Ideologically, I would love to have the farm program go away but unless you completely disband the USDA and all their market reporting, that is not a workable system. I loved the govt shutdown. The USDA market reports were not being put out and commodities were rising. The market advisors I get emails from were all in a panic over the lack of information. When the govt reopened and market reports started back, it has been a downward spiral ever since. So I am all for axing the farm program just so long as they disband the USDA altogether and give us farmers an unfettered free market for our produce.




You're right. Thing is not just anyone can up and decide that they want to be a farmer. The economics buying land, equipment, livestock, feed, and fertilizer all at the same time does not work. You pretty much have to be born into the profession. And even then, it is a tough row to hoe and make it all work out on the bottom line.

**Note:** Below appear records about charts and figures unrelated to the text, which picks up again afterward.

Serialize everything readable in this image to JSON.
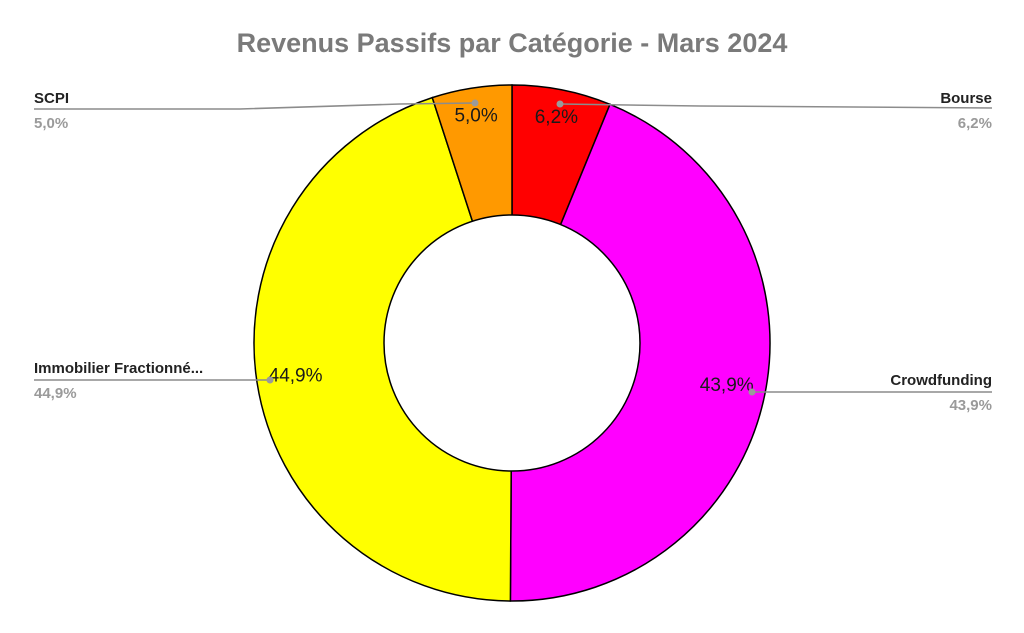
{
  "chart_data": {
    "type": "pie",
    "title": "Revenus Passifs par Catégorie - Mars 2024",
    "donut": true,
    "start_angle_deg": 0,
    "direction": "clockwise",
    "slices": [
      {
        "name": "Bourse",
        "value": 6.2,
        "label": "6,2%",
        "color": "#ff0000"
      },
      {
        "name": "Crowdfunding",
        "value": 43.9,
        "label": "43,9%",
        "color": "#ff00ff"
      },
      {
        "name": "Immobilier Fractionné...",
        "value": 44.9,
        "label": "44,9%",
        "color": "#ffff00"
      },
      {
        "name": "SCPI",
        "value": 5.0,
        "label": "5,0%",
        "color": "#ff9900"
      }
    ]
  }
}
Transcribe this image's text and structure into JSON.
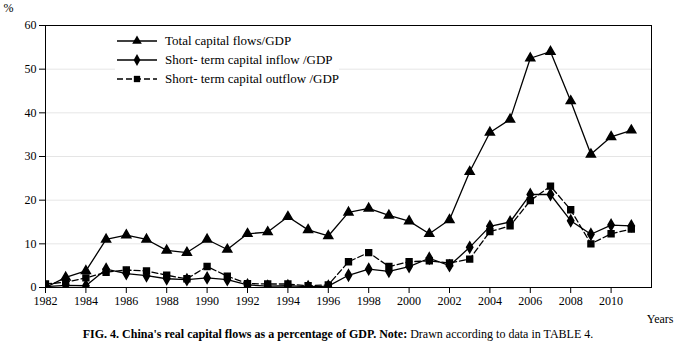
{
  "chart_data": {
    "type": "line",
    "caption": "FIG. 4. China's real capital flows as a percentage of GDP.",
    "note": "Note: Drawn according to data in TABLE 4.",
    "x_label": "Years",
    "y_label": "%",
    "x": [
      1982,
      1983,
      1984,
      1985,
      1986,
      1987,
      1988,
      1989,
      1990,
      1991,
      1992,
      1993,
      1994,
      1995,
      1996,
      1997,
      1998,
      1999,
      2000,
      2001,
      2002,
      2003,
      2004,
      2005,
      2006,
      2007,
      2008,
      2009,
      2010,
      2011
    ],
    "series": [
      {
        "name": "Total capital flows/GDP",
        "color": "#000000",
        "marker": "triangle",
        "line_style": "solid",
        "values": [
          0,
          2.3,
          3.8,
          11,
          12,
          11,
          8.5,
          8,
          11,
          8.7,
          12.3,
          12.7,
          16.2,
          13.2,
          11.8,
          17.2,
          18.1,
          16.5,
          15.2,
          12.3,
          15.5,
          26.5,
          35.5,
          38.5,
          52.5,
          54,
          42.7,
          30.5,
          34.5,
          36
        ]
      },
      {
        "name": "Short- term capital inflow /GDP",
        "color": "#000000",
        "marker": "diamond",
        "line_style": "solid",
        "values": [
          0.2,
          0.5,
          0.4,
          4.2,
          3.2,
          2.7,
          2,
          1.8,
          2.2,
          1.8,
          0.6,
          0.3,
          0.4,
          0.2,
          0.3,
          2.8,
          4.2,
          3.7,
          4.8,
          6.7,
          5,
          9.2,
          14,
          15,
          21.3,
          21.3,
          15.3,
          12.2,
          14.3,
          14.1
        ]
      },
      {
        "name": "Short- term capital outflow /GDP",
        "color": "#000000",
        "marker": "square",
        "line_style": "dashed",
        "values": [
          0.8,
          1.2,
          2.2,
          3.5,
          4,
          3.8,
          2.8,
          2,
          4.8,
          2.6,
          0.9,
          0.8,
          0.8,
          0.4,
          0.6,
          5.9,
          8,
          4.8,
          5.9,
          6.1,
          5.6,
          6.5,
          12.8,
          14.1,
          19.9,
          23.2,
          17.8,
          10,
          12.3,
          13.4
        ]
      }
    ],
    "xlim": [
      1982,
      2012
    ],
    "xticks": [
      1982,
      1984,
      1986,
      1988,
      1990,
      1992,
      1994,
      1996,
      1998,
      2000,
      2002,
      2004,
      2006,
      2008,
      2010
    ],
    "ylim": [
      0,
      60
    ],
    "yticks": [
      0,
      10,
      20,
      30,
      40,
      50,
      60
    ],
    "grid": true,
    "legend": "upper left"
  }
}
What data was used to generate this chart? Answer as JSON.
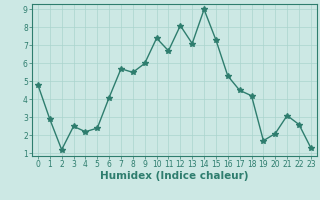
{
  "x": [
    0,
    1,
    2,
    3,
    4,
    5,
    6,
    7,
    8,
    9,
    10,
    11,
    12,
    13,
    14,
    15,
    16,
    17,
    18,
    19,
    20,
    21,
    22,
    23
  ],
  "y": [
    4.8,
    2.9,
    1.2,
    2.5,
    2.2,
    2.4,
    4.1,
    5.7,
    5.5,
    6.0,
    7.4,
    6.7,
    8.1,
    7.1,
    9.0,
    7.3,
    5.3,
    4.5,
    4.2,
    1.7,
    2.1,
    3.1,
    2.6,
    1.3
  ],
  "line_color": "#2e7d6e",
  "marker": "*",
  "marker_size": 4,
  "bg_color": "#cce8e4",
  "grid_color": "#aad4ce",
  "xlabel": "Humidex (Indice chaleur)",
  "ylim": [
    1,
    9
  ],
  "xlim": [
    -0.5,
    23.5
  ],
  "yticks": [
    1,
    2,
    3,
    4,
    5,
    6,
    7,
    8,
    9
  ],
  "xticks": [
    0,
    1,
    2,
    3,
    4,
    5,
    6,
    7,
    8,
    9,
    10,
    11,
    12,
    13,
    14,
    15,
    16,
    17,
    18,
    19,
    20,
    21,
    22,
    23
  ],
  "tick_label_fontsize": 5.5,
  "xlabel_fontsize": 7.5,
  "tick_color": "#2e7d6e",
  "axis_color": "#2e7d6e",
  "spine_color": "#2e7d6e"
}
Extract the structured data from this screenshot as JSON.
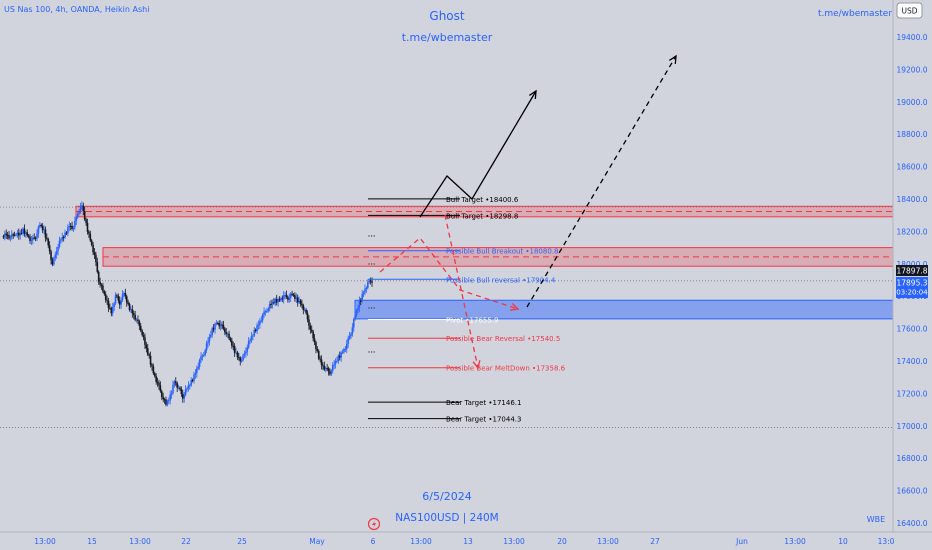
{
  "header": {
    "symbol_title": "US Nas 100, 4h, OANDA, Heikin Ashi",
    "center_title": "Ghost",
    "center_link": "t.me/wbemaster",
    "right_link": "t.me/wbemaster",
    "currency_button": "USD"
  },
  "footer": {
    "date": "6/5/2024",
    "symbol_interval": "NAS100USD | 240M",
    "right_tag": "WBE"
  },
  "price_tags": {
    "last": "17897.8",
    "current": "17895.3",
    "countdown": "03:20:04"
  },
  "chart_data": {
    "type": "candlestick",
    "style": "Heikin Ashi",
    "interval": "4h",
    "y_axis": {
      "ticks": [
        16400,
        16600,
        16800,
        17000,
        17200,
        17400,
        17600,
        17800,
        18000,
        18200,
        18400,
        18600,
        18800,
        19000,
        19200,
        19400
      ],
      "tick_labels": [
        "16400.0",
        "16600.0",
        "16800.0",
        "17000.0",
        "17200.0",
        "17400.0",
        "17600.0",
        "17800.0",
        "18000.0",
        "18200.0",
        "18400.0",
        "18600.0",
        "18800.0",
        "19000.0",
        "19200.0",
        "19400.0"
      ],
      "range": [
        16340,
        19560
      ]
    },
    "x_axis": {
      "tick_labels": [
        "13:00",
        "15",
        "13:00",
        "22",
        "25",
        "May",
        "6",
        "13:00",
        "13",
        "13:00",
        "20",
        "13:00",
        "27",
        "Jun",
        "13:00",
        "10",
        "13:0"
      ]
    },
    "price_path": [
      18170,
      18185,
      18160,
      18190,
      18175,
      18205,
      18180,
      18140,
      18170,
      18240,
      18200,
      18120,
      17990,
      18090,
      18150,
      18180,
      18240,
      18220,
      18320,
      18360,
      18240,
      18150,
      18050,
      17900,
      17830,
      17760,
      17700,
      17800,
      17760,
      17820,
      17740,
      17700,
      17650,
      17600,
      17500,
      17420,
      17330,
      17260,
      17190,
      17130,
      17180,
      17280,
      17230,
      17180,
      17230,
      17270,
      17330,
      17400,
      17450,
      17520,
      17590,
      17640,
      17620,
      17590,
      17540,
      17480,
      17430,
      17400,
      17470,
      17530,
      17580,
      17630,
      17680,
      17720,
      17750,
      17770,
      17780,
      17800,
      17790,
      17810,
      17780,
      17760,
      17710,
      17630,
      17540,
      17450,
      17380,
      17350,
      17330,
      17380,
      17420,
      17460,
      17500,
      17580,
      17680,
      17760,
      17830,
      17880,
      17895
    ],
    "levels": [
      {
        "label": "Bull Target •18400.6",
        "value": 18400.6,
        "color": "#000000"
      },
      {
        "label": "Bull Target •18298.8",
        "value": 18298.8,
        "color": "#000000"
      },
      {
        "label": "Possible Bull Breakout •18080.8",
        "value": 18080.8,
        "color": "#2962ff"
      },
      {
        "label": "Possible Bull reversal •17904.4",
        "value": 17904.4,
        "color": "#2962ff"
      },
      {
        "label": "Pivot •17655.9",
        "value": 17655.9,
        "color": "#ffffff"
      },
      {
        "label": "Possible Bear Reversal •17540.5",
        "value": 17540.5,
        "color": "#f23645"
      },
      {
        "label": "Possible Bear MeltDown •17358.6",
        "value": 17358.6,
        "color": "#f23645"
      },
      {
        "label": "Bear Target •17146.1",
        "value": 17146.1,
        "color": "#000000"
      },
      {
        "label": "Bear Target •17044.3",
        "value": 17044.3,
        "color": "#000000"
      }
    ],
    "zones": [
      {
        "kind": "supply",
        "top": 18355,
        "bottom": 18290,
        "color": "#f23645"
      },
      {
        "kind": "supply",
        "top": 18100,
        "bottom": 17985,
        "color": "#f23645"
      },
      {
        "kind": "demand",
        "top": 17775,
        "bottom": 17660,
        "color": "#2962ff"
      }
    ],
    "reference_lines": [
      18350,
      17895,
      16990
    ],
    "projections": [
      {
        "style": "solid",
        "color": "#000000",
        "points": [
          [
            0,
            18290
          ],
          [
            1,
            18550
          ],
          [
            2,
            18400
          ],
          [
            3,
            19080
          ]
        ]
      },
      {
        "style": "dashed",
        "color": "#000000",
        "points": [
          [
            0,
            17720
          ],
          [
            1,
            19280
          ]
        ]
      },
      {
        "style": "dashed",
        "color": "#f23645",
        "points": [
          [
            0,
            17900
          ],
          [
            1,
            18150
          ],
          [
            2,
            17720
          ]
        ]
      },
      {
        "style": "dashed",
        "color": "#f23645",
        "points": [
          [
            0,
            18300
          ],
          [
            1,
            17340
          ]
        ]
      }
    ]
  }
}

Ok, I didn't mean to conflate the price controls put on specific products like milk with the more general issue of direct payments, etc referred to in the Cato report. It's an entirely separate form of meddling when the .gov sets a price floor and then helps enforce it by throwing tariffs on imports of those products.

My uncle is a wheat farmer in Kansas, and says much the same thing as you, he wishes we didn't need the farm bill subsidies but they have too thoroughly rigged the game. Well, I say he is a wheat farmer, but he planted a substantial amount of corn the past couple years because the price of corn is too high to ignore. Largely due to the stupid ethanol mandate.